This is part of Paint Touches’ series breaking down each players’s 2011-2012 campaign and looking forward to next year. A big thank you to assistant coach Aki Collins, who provided exclusive, in-depth analysis on each player.
What he did well: Juan Anderson’s development was sped up by Chris Otule’s and Davante Gardner’s injuries, but he held his own in spot duty. Anderson was an above average rebounder and wasn’t afraid to get his nose dirty inside. He had high energy in spurts off the bench and grew as a player thanks to the minutes off the bench.
An early season injury and two-game suspension halted that growing process, but Anderson kept a positive attitude through it all and understood that his time in the spotlight will one day come. He played his role as well as Marquette could have hoped for from a true freshman.
What he could have done better:Even as a true freshman, Anderson seemed rattled at times.
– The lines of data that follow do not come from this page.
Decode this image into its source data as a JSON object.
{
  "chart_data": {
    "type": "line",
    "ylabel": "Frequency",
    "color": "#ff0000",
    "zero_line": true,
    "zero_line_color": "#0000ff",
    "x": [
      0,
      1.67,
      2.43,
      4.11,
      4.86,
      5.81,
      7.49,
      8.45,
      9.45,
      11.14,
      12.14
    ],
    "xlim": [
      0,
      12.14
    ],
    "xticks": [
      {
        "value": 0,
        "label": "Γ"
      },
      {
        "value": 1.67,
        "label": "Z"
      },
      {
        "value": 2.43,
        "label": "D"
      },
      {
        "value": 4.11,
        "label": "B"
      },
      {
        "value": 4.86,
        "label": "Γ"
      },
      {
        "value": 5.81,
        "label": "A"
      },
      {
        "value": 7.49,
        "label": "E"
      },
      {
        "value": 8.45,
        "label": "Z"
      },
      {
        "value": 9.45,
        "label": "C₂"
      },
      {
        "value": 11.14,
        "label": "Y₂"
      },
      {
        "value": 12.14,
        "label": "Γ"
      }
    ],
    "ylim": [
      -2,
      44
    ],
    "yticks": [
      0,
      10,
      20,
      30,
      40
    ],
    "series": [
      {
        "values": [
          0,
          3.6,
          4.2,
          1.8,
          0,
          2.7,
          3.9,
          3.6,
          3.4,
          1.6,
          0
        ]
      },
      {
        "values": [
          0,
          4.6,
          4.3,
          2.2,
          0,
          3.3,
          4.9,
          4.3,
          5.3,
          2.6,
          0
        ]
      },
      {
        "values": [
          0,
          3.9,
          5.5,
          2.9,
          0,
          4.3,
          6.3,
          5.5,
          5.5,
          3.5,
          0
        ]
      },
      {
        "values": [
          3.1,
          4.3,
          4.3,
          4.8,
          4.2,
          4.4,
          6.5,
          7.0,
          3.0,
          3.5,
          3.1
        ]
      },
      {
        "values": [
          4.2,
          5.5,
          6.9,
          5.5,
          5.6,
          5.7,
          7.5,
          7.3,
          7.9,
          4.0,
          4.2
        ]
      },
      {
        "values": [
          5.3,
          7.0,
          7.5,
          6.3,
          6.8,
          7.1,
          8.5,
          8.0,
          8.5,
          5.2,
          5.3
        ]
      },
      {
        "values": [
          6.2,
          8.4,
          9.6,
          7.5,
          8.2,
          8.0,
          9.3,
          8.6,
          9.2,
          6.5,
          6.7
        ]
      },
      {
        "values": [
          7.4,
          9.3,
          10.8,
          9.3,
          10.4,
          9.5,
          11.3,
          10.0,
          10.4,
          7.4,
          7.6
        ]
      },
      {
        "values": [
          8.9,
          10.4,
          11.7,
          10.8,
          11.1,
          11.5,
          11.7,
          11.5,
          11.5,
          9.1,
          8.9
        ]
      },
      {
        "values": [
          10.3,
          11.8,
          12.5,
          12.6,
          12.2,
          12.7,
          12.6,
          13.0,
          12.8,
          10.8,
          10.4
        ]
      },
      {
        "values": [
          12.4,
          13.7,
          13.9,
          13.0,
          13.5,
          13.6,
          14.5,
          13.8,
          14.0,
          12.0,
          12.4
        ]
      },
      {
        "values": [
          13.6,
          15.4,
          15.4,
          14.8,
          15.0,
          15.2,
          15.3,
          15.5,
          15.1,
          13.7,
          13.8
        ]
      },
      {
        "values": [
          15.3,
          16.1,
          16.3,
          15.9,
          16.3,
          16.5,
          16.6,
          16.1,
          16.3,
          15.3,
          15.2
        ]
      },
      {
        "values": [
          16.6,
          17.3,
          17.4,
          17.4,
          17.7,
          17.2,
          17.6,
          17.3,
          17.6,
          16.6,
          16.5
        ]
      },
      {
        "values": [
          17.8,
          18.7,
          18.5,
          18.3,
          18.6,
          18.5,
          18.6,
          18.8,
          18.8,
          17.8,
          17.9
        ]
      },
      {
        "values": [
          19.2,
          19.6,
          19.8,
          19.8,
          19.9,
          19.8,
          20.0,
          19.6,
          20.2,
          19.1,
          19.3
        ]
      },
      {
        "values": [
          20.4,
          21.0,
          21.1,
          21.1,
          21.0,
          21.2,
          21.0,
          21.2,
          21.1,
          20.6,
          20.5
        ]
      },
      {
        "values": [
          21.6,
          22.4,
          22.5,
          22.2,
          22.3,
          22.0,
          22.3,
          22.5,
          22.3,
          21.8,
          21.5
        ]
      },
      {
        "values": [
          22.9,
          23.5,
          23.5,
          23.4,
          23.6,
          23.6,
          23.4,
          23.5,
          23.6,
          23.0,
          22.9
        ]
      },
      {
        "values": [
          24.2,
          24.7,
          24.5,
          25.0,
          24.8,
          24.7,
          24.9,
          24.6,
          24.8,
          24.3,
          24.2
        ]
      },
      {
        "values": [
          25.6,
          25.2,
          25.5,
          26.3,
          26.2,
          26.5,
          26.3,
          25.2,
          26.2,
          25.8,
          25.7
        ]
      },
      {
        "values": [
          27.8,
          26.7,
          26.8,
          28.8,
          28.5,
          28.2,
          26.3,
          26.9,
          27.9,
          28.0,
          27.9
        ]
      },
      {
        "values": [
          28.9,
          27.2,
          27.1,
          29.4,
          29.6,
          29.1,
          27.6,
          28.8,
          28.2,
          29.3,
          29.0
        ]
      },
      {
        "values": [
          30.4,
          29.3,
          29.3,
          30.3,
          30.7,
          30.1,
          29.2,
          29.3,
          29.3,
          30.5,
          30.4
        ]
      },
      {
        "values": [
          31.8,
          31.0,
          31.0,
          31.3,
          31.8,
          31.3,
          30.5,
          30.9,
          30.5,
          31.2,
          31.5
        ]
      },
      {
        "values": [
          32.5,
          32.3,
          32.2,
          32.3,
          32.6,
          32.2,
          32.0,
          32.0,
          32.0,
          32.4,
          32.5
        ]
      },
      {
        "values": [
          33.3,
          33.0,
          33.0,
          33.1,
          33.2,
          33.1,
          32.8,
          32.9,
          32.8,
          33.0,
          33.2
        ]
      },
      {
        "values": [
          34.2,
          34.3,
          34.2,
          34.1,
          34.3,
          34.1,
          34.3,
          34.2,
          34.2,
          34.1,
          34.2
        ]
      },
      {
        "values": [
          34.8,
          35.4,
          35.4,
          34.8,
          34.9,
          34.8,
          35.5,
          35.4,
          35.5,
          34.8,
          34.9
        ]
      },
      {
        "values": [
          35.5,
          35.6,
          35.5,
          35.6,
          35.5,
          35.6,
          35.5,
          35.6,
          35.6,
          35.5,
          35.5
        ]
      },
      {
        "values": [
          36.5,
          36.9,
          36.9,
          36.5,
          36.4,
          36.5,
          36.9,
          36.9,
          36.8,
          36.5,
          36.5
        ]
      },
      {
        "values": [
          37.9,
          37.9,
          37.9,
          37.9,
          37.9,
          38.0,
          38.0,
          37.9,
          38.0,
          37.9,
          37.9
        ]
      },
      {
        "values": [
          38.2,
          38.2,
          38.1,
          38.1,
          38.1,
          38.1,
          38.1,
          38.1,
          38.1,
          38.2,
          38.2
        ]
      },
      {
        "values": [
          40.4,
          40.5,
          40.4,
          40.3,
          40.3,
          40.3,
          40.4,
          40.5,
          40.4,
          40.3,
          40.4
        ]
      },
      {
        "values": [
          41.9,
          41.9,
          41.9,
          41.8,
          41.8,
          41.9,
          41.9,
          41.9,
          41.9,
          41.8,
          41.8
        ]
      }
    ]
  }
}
The game seemed too fast for him when he got in pressure situations, and more times than not it led to a turnover or negative play. With such a thin frame, Anderson had a tall task of sometimes playing in the post and battling with forwards much bigger, stronger and usually taller.
Anderson didn’t get much of a chance to spread his wings offensively because of his role, but there was little evidence of an outside game that he had in high school. It’s there, and he will have more of an opportunity to score next year, but it would have been nice to see him show off that jumper. Anderson did not attempt a 3-pointer his freshman year.
Aki’s analysis: “He and (Jamail Jones) tag-teamed at times. If we needed a guy to rebound more, we put Juan in because he’s a really good rebounder. If we needed a guy to defend, we put Mello in. Not that Juan’s not a good defender, but Mello understood it a little bit more,” Collins said.
“I think his spring will figure that out, because now roles on our team are starting to get defined. We have everyone back but Jae and Darius, and we know what we have coming in for the most part. Juan can be a ’3′, but he has to continue working on his jump shot and his handle. In order to be a ’4′ he has to bulk up, so April, May, June, July, August are huge for him,” Collins said. “When we get to September we’ll have a better feel for where he needs to go, but he can go either way. If he can play both in the future we’re more than happy to do that.”
Best performance: at Wisconsin (2 points, 5 rebounds, 7 minutes)
With Jae Crowder battling foul trouble, Anderson was called upon to help against the Badgers. He responded in a big way, grabbing five rebounds and finishing on an athletic reverse layup in the first half. He ran the floor well, held his own on the defensive end and helped Marquette outscore Wisconsin by three points when on the court. The eight minutes he provided at Providence was a close second, but his stat-stuffing performance in just seven minutes against Wisconsin was his best contribution of the year.
Worst performance: at Cincinnati (1 rebound, 1 personal foul, 0-1 FG)
Marquette’s 72-61 loss at Cincinnati was a struggle for everyone not named Darius Johnson-Odom, but Anderson really had a rough night. His only shot was swatted against the backboard by Cincinnati’s Chiekh Mbodj, he failed to get back defensively on more than one occasion, and fumbled a Jae Crowder pass right underneath the basket. It was overall a night to forget for the freshman.
2012 outlook: Like most of the younger reserves, Anderson’s role was defined and he was not able to spread his wings much. He arrived on campus as a lanky, raw prospect, but another year in the weight room will do him wonders. In high school, Anderson had the capability to handle the ball and create his own shot, and as he progresses and the game slows down for him, both aspects of his game should come around.
With the departure of Jae Crowder and the arrival of Simeon’s Steve Taylor, Anderson will battle with Jamil Wilson, Jamail Jones and Taylor for minutes at the ‘switchable’ position. Assuming Wilson has earned his minutes for next year, Anderson’s skill set relates closest to what Marquette lost in Crowder. His rebounding and versatility to guard three positions could make him the eighth player in the Golden Eagles’ rotation.
Anderson may have the most to gain this off-season, both in the weight room and on the court. He gained valuable experience last year but will be asked to do more, specifically on offense, when he hits the court in 2012.